An organization representing aerospace companies in Connecticut and southwestern Massachusetts has pledged over $180,000 to Asnuntuck Community College's Advanced Manufacturing Technology Center.

Aerospace Components Manufacturers, a nonprofit network of dozens of independent aerospace companies, said the gift honors 20 years of its close collaboration with Asnuntuck, which launched its high-tech manufacturing training program in 1998.

Asnuntuck advanced manufacturing center
Asnuntuck's advanced manufacturing technology center.

One of the biggest challenges to the aerospace industry is finding the talent to fill its many high-skill positions, says ACM executive director Paul Murphy.

That's why ACM began working with Asnuntuck to ensure technology center graduates have the skills required for work that becomes more sophisticated each year.

ACM and Asnuntuck officials developed a curriculum that includes courses on shop math, geometric dimensions and tolerances, blueprint reading, and other critical aspects of design and fabrication.

"We have been collaborating partners for 20 years and we are better because of each other," Murphy said.

"Asnuntuck stepped up to the plate, listened to ACM, and created the courses they have today as well as the certificate programs now in place."

Workforce Needs

Officials at the Enfield college reciprocated by renaming the technology center's CNC machine technology lab in honor of the aerospace group.

"By ensuring that more students gain access to careers in this exciting industry, these funds will aid in both the realization of individual educational and career goals as well as helping to satisfy a dramatically increasing demand for a technologically skilled workforce," Asnuntuck president James Lombella said.

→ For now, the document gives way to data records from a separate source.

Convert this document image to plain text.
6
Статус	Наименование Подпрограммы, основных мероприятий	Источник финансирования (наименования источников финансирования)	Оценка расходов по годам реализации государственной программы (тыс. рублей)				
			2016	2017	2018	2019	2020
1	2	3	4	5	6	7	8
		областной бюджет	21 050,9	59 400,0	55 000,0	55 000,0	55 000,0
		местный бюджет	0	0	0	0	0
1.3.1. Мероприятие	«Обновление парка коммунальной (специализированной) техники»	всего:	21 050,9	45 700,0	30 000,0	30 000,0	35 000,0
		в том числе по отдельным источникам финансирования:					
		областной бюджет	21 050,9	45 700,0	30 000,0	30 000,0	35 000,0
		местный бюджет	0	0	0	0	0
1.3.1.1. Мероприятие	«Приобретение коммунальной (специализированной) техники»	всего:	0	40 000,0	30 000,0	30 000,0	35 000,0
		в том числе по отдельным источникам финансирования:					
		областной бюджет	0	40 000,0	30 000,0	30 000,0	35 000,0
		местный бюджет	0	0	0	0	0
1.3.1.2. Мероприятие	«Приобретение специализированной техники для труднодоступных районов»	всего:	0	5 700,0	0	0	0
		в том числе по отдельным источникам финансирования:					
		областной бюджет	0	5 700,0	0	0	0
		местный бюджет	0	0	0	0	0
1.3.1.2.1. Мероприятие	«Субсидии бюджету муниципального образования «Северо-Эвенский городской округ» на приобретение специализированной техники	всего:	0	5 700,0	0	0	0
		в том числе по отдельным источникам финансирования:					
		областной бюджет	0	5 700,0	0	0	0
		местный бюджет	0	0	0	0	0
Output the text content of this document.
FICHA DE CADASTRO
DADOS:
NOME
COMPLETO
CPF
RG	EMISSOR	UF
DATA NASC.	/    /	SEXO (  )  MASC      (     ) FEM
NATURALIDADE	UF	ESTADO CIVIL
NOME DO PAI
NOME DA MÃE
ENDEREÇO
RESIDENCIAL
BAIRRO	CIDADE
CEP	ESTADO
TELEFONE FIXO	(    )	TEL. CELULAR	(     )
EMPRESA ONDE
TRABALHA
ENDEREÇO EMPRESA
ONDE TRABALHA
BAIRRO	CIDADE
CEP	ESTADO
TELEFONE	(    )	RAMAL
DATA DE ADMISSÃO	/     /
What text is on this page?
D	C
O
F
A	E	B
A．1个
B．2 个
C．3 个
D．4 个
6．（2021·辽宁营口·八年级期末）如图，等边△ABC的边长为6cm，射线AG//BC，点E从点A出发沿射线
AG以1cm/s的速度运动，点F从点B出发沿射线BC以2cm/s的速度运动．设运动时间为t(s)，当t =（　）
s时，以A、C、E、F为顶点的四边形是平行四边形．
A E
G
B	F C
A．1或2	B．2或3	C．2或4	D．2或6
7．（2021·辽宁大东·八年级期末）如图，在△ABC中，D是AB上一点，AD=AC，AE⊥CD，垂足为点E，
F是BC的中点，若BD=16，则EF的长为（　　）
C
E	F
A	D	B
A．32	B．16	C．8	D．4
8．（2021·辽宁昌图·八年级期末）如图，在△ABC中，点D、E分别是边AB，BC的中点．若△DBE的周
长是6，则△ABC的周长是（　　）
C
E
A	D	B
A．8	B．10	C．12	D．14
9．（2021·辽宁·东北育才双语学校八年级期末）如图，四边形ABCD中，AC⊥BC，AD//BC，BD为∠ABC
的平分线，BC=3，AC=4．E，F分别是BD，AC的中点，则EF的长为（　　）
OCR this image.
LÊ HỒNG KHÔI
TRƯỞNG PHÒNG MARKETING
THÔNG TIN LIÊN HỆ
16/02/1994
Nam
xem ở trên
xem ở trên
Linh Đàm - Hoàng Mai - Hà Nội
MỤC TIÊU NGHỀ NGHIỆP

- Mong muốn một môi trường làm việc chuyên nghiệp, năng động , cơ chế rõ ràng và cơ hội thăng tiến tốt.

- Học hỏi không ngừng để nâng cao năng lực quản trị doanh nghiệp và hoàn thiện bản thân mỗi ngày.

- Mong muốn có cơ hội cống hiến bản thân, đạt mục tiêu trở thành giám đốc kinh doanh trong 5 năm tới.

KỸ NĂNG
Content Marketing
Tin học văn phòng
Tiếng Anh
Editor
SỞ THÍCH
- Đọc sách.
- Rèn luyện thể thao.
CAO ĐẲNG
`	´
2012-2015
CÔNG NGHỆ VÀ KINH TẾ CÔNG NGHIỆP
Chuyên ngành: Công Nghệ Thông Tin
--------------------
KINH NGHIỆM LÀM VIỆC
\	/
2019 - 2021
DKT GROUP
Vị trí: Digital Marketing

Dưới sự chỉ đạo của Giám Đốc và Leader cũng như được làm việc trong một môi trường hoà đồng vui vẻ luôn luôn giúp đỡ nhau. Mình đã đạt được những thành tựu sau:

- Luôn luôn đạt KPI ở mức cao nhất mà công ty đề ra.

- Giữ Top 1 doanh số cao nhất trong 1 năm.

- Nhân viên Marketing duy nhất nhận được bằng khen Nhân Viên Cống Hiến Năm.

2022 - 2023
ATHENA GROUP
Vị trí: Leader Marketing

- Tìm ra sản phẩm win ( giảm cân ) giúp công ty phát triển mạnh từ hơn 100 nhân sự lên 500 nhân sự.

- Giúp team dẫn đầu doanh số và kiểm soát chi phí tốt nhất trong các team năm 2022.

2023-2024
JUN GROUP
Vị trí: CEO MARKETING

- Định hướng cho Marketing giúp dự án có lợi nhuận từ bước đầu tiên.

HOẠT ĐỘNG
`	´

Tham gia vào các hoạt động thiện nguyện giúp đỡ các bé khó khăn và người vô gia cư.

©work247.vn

He thanked the group on behalf of the college. He also lauded industry partners for helping prepare the next generation of analysts, engineers, inspectors, managers, machinists, and welders for a workforce that is always expanding and evolving.

Connecticut manufacturing's need for high-skilled workers has put increased pressure on the state's colleges, universities, and high schools to prepare students for advanced manufacturing positions and close the much-publicized skills gap.

This comes as several major aerospace and defense corporations expand operations to accommodate a wave of high-profile projects.

Murphy said ACM represents 108 companies in "Aerospace Alley," which extends from Stratford, home of Sikorsky, to Holyoke, Massachusetts.